News ME Conflict31 Mar 2026

ME conflict:Fitch Ratings publishes adverse macroeconomic case risk heat map

| 31 Mar 2026

Fitch Ratings has published an adverse macroeconomic case risk heat map analysing the exposure of issuers' standalone credit profiles to an alternative, more severe Iran conflict scenario than that outlined in its March 2026 Global Economic Outlook (GEO).

In the GEO, Fitch assumes that oil prices remain at $90-100/bbl through March as the Strait of Hormuz remains effectively closed by the conflict, before falling to $60-70/bbl by 2H2026 in a fundamentally oversupplied market. This translates to an average oil price of $70/bbl in 2026.

Under the adverse scenario,
Fitch projects the oil price to rise to an average of $128/bbl in 2Q26 and $100/bbl in 2026. Financial conditions would also be tighter. Fitch assumed US 10-year Treasury yields would increase by 50bp, while spreads would widen by 100bp for US investment-grade corporate bonds, 200bp for high yield corporates, and 100bp for emerging market bond indexes, with global equity prices falling by about 10% compared with a baseline of no oil price shock.

Fitch said, “We do not think that monetary policy in the US, EU or UK would tighten significantly under the scenario.
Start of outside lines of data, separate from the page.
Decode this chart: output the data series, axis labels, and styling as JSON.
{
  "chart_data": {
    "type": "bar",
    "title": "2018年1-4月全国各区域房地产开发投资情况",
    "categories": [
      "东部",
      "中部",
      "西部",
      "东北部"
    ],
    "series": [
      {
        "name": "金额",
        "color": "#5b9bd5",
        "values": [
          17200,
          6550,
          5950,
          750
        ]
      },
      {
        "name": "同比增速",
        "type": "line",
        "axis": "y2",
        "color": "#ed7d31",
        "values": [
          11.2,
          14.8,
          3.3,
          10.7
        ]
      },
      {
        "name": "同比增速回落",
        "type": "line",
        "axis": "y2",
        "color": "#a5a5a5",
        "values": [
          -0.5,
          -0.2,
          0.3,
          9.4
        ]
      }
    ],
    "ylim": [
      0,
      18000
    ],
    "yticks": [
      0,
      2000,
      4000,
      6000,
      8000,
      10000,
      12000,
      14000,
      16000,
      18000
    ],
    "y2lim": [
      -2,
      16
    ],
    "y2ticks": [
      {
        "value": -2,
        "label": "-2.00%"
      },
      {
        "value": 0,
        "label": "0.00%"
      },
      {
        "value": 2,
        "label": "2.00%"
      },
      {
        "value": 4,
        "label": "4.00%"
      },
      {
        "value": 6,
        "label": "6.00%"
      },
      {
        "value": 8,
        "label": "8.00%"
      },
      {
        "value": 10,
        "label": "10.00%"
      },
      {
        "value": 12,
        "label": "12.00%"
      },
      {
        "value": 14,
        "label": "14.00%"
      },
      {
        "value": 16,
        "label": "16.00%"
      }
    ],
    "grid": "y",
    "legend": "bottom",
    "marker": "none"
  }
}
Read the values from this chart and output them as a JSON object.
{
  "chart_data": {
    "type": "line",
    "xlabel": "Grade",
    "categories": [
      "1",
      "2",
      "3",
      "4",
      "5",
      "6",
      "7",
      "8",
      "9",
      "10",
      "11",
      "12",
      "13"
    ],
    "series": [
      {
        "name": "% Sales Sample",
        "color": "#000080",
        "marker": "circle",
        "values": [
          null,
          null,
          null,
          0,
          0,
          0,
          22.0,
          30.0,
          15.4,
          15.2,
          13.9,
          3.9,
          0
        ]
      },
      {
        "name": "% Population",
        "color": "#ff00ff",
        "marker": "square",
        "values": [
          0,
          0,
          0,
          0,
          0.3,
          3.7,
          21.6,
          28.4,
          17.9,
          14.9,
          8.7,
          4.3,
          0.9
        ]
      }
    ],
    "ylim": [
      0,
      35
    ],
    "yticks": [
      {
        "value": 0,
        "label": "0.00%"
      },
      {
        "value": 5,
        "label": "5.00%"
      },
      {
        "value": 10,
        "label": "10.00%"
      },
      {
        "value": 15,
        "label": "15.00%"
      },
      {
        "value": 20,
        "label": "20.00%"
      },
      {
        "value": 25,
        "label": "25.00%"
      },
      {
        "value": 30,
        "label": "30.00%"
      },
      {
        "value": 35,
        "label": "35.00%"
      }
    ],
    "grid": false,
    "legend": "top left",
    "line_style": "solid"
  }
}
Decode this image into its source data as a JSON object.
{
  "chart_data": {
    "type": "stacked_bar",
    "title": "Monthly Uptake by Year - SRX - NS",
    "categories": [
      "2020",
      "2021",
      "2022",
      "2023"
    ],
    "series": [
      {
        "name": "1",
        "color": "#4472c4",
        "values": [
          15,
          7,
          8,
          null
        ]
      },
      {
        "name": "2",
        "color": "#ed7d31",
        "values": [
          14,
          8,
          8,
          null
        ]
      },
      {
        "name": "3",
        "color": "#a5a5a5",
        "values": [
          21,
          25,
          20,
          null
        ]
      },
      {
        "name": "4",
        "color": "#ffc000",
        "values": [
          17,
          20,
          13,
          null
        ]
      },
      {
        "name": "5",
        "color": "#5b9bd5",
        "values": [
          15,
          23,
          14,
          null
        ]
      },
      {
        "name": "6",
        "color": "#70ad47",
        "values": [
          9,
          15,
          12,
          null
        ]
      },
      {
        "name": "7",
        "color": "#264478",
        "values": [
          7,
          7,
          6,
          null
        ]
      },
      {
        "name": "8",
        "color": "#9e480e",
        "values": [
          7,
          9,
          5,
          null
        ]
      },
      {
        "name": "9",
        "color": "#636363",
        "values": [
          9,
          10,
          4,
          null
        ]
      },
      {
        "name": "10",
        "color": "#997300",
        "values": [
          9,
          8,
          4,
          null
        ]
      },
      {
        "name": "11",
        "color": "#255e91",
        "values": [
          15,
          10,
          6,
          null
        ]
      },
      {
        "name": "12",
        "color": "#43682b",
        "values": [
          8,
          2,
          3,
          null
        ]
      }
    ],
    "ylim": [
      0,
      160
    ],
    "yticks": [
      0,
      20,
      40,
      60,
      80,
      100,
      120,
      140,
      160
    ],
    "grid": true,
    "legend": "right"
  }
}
This partly reflects a different inflationary situation compared with the energy price spike in 2022, which occurred against a backdrop of labour shortages, supply chain disruption and massive fiscal stimulus, as well as the market-driven tightening already incorporated. However, policy rates do rise under the scenario in some emerging markets.”

The adverse scenario still assumes limited damage to critical infrastructure in the Gulf, and that attacks by Iran, the US and Israel would cease from 2H
2026. The recent damage to Qatar’s Ras Laffan gas facility signals that there are risks to this assumption.